The Necessary Ingredients of The Section Are:
- Having a husband or wife living.
- Marries again in any case.
- Such marriage should be void.
- By reason of its taking place during the life of such husband or wife.
- The husband has, since the solemnization of the marriage, had been guilty of rape, sodomy or bestiality.
Annulment Of Marriage
Annulment refers only to making a voidable marriage null means if the marriage is void from the very beginning. Divorce can be filed within a year by way of annulment if there are exceptional circumstances which decreed very rarely. You can consult the best divorce advocates in India to get your marriage annulled.
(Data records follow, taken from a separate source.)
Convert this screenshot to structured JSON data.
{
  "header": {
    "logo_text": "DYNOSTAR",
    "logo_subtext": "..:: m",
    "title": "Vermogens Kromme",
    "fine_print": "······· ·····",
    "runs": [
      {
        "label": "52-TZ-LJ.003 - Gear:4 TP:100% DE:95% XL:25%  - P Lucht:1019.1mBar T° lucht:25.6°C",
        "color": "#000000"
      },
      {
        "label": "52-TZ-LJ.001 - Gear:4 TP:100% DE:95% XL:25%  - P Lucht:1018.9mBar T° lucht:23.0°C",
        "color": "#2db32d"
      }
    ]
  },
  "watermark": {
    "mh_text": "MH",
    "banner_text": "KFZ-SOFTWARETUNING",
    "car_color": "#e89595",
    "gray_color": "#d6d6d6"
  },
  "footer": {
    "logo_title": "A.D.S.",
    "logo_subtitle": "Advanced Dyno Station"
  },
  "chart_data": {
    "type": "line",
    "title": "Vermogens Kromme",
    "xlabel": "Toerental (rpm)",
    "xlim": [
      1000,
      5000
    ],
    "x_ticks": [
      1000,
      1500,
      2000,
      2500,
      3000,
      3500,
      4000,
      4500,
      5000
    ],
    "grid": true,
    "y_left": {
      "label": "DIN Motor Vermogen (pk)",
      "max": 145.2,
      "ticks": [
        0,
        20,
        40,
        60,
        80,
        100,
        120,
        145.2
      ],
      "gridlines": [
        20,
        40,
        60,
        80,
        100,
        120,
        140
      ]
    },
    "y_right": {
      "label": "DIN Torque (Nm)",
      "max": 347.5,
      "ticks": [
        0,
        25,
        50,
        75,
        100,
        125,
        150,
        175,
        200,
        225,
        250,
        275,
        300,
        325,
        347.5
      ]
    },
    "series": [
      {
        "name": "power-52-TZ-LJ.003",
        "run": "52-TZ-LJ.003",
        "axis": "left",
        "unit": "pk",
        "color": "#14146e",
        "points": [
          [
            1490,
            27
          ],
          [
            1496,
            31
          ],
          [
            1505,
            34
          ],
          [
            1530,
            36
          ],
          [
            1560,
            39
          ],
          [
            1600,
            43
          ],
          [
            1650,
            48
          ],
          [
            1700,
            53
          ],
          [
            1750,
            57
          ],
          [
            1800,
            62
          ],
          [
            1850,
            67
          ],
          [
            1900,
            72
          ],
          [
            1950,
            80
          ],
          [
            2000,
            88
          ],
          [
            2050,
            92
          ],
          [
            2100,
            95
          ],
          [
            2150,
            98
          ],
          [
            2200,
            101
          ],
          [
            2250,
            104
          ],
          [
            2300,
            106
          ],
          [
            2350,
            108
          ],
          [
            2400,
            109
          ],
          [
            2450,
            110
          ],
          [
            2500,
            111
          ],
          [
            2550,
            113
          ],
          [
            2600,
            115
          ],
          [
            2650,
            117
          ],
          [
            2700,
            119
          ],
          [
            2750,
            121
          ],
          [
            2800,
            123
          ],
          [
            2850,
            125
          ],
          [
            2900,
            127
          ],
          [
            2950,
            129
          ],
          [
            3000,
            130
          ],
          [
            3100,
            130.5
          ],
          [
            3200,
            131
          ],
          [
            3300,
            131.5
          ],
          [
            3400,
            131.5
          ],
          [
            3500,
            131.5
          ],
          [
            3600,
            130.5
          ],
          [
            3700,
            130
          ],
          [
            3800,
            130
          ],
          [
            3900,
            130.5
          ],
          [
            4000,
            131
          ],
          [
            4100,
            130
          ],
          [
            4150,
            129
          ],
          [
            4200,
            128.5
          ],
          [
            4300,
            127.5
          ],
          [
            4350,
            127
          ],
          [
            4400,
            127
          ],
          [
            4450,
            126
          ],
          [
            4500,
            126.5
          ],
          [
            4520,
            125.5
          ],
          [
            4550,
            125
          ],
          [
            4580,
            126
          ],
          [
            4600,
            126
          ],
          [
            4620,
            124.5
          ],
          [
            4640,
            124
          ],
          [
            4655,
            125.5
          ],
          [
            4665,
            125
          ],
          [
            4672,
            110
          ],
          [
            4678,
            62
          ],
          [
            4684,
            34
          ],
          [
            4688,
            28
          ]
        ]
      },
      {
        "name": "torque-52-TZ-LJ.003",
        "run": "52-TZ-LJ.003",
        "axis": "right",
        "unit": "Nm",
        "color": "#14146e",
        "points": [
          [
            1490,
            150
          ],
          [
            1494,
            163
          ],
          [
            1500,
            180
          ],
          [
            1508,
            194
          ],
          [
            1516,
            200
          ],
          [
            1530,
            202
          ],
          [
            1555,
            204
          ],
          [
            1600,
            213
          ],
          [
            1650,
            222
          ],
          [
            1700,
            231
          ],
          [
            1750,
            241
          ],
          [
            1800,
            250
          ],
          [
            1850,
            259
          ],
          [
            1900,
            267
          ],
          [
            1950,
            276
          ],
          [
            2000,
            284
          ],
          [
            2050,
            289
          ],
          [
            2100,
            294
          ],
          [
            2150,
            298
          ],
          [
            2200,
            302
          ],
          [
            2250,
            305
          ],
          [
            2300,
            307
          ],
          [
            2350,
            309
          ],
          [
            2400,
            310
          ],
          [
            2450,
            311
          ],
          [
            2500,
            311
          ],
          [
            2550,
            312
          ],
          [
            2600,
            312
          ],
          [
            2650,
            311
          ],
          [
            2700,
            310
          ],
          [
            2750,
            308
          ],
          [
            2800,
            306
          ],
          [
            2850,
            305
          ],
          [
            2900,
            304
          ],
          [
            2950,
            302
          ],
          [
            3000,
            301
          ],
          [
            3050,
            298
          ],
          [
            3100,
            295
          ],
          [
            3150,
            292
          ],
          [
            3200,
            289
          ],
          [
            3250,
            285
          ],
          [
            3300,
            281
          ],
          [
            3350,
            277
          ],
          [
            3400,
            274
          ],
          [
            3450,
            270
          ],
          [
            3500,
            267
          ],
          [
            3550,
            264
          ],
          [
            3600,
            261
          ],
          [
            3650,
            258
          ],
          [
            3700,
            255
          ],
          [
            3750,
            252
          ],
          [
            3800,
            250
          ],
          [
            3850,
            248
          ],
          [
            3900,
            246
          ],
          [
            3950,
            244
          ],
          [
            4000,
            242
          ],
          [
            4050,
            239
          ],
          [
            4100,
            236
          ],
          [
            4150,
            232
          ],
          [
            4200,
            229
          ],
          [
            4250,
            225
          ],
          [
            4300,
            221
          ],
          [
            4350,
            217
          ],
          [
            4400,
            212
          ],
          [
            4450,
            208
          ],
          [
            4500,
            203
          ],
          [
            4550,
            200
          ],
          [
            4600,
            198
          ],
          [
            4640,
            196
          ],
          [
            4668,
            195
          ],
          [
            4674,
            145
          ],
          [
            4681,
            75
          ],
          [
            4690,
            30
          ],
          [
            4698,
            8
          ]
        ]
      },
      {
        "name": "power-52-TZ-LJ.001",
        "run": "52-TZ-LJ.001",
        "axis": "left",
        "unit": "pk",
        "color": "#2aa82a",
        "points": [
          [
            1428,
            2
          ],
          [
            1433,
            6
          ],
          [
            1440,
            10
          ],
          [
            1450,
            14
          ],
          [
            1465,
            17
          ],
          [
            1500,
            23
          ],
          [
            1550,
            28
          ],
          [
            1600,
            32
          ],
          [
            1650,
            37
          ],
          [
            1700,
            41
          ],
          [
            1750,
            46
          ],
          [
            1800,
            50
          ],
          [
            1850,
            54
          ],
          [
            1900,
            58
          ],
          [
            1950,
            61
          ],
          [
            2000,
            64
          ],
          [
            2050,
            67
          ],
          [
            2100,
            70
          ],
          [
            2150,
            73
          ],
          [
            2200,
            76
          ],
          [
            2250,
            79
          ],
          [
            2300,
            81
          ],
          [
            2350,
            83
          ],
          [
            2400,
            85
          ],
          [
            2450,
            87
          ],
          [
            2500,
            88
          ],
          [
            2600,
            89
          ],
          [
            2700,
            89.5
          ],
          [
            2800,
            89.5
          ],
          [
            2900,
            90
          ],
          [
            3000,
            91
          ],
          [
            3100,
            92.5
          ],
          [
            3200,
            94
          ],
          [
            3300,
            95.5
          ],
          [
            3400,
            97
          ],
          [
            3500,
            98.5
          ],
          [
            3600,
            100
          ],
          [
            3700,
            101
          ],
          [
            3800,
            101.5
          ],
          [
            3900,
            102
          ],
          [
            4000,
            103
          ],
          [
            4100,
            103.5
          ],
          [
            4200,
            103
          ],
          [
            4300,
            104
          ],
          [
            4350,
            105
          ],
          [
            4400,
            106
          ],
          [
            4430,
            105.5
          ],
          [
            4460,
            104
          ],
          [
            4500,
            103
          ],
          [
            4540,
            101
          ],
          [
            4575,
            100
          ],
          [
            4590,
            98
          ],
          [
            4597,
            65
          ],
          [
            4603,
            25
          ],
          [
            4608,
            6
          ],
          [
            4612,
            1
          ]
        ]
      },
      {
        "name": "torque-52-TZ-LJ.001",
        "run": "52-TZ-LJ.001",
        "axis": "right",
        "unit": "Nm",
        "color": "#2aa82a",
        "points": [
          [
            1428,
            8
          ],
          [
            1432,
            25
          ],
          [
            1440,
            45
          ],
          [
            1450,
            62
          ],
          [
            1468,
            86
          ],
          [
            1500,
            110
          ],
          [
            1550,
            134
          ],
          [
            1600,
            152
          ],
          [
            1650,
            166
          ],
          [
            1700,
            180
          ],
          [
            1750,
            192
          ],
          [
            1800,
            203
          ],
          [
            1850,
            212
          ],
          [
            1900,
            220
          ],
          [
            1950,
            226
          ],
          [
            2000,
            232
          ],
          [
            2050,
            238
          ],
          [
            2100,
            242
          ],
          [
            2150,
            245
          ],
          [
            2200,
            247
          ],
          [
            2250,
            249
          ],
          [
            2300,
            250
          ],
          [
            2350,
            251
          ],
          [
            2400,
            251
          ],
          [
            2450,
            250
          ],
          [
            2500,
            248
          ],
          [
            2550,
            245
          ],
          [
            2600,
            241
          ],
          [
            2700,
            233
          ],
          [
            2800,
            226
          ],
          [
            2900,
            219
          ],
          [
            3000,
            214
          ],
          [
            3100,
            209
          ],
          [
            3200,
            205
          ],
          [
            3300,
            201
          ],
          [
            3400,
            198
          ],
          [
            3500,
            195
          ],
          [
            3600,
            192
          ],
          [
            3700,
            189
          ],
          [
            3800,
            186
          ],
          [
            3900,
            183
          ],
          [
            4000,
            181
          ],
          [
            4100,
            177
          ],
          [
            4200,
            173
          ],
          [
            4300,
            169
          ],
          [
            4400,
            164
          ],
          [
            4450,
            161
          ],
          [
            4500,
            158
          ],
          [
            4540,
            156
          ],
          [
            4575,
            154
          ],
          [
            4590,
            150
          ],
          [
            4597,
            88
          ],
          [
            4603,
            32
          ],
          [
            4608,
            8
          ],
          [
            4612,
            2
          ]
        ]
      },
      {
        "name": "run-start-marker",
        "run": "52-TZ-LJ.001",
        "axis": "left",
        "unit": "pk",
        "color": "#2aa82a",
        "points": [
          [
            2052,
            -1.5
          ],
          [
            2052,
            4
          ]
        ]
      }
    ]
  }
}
The grounds for a marriage annulment may vary according to the different legal jurisdictions, but are generally limited to fraud, bigamy, blood relationship and mental incompetence including the following:
- Either spouse was already married to someone else at the time of the marriage in question;
- Either spouse was too young to be married, or too young without required court or parental consent. (In some cases, such a marriage is still valid if it continues well beyond the younger spouse's reaching marriageable age);
- Either spouse was under the influence of drugs or alcohol at the time of the marriage;
- Either spouse was mentally incompetent at the time of the marriage;
- If the consent to the marriage was based on fraud or force;
- Either spouse was physically incapable to be married (typically, chronically unable to have sexual intercourse) at the time of the marriage;
- The marriage is prohibited by law due to the relationship between the parties. This is the "prohibited degree of consanguinity", or blood relationship between the parties. The most common legal relationship is 2nd cousins; the legality of such relationship between 1st cousins varies around the world.
- Prisoners sentenced to a term of life imprisonment may not marry.
- Concealment (e.g. one of the parties concealed a drug addiction, prior criminal record or having a sexually transmitted disease).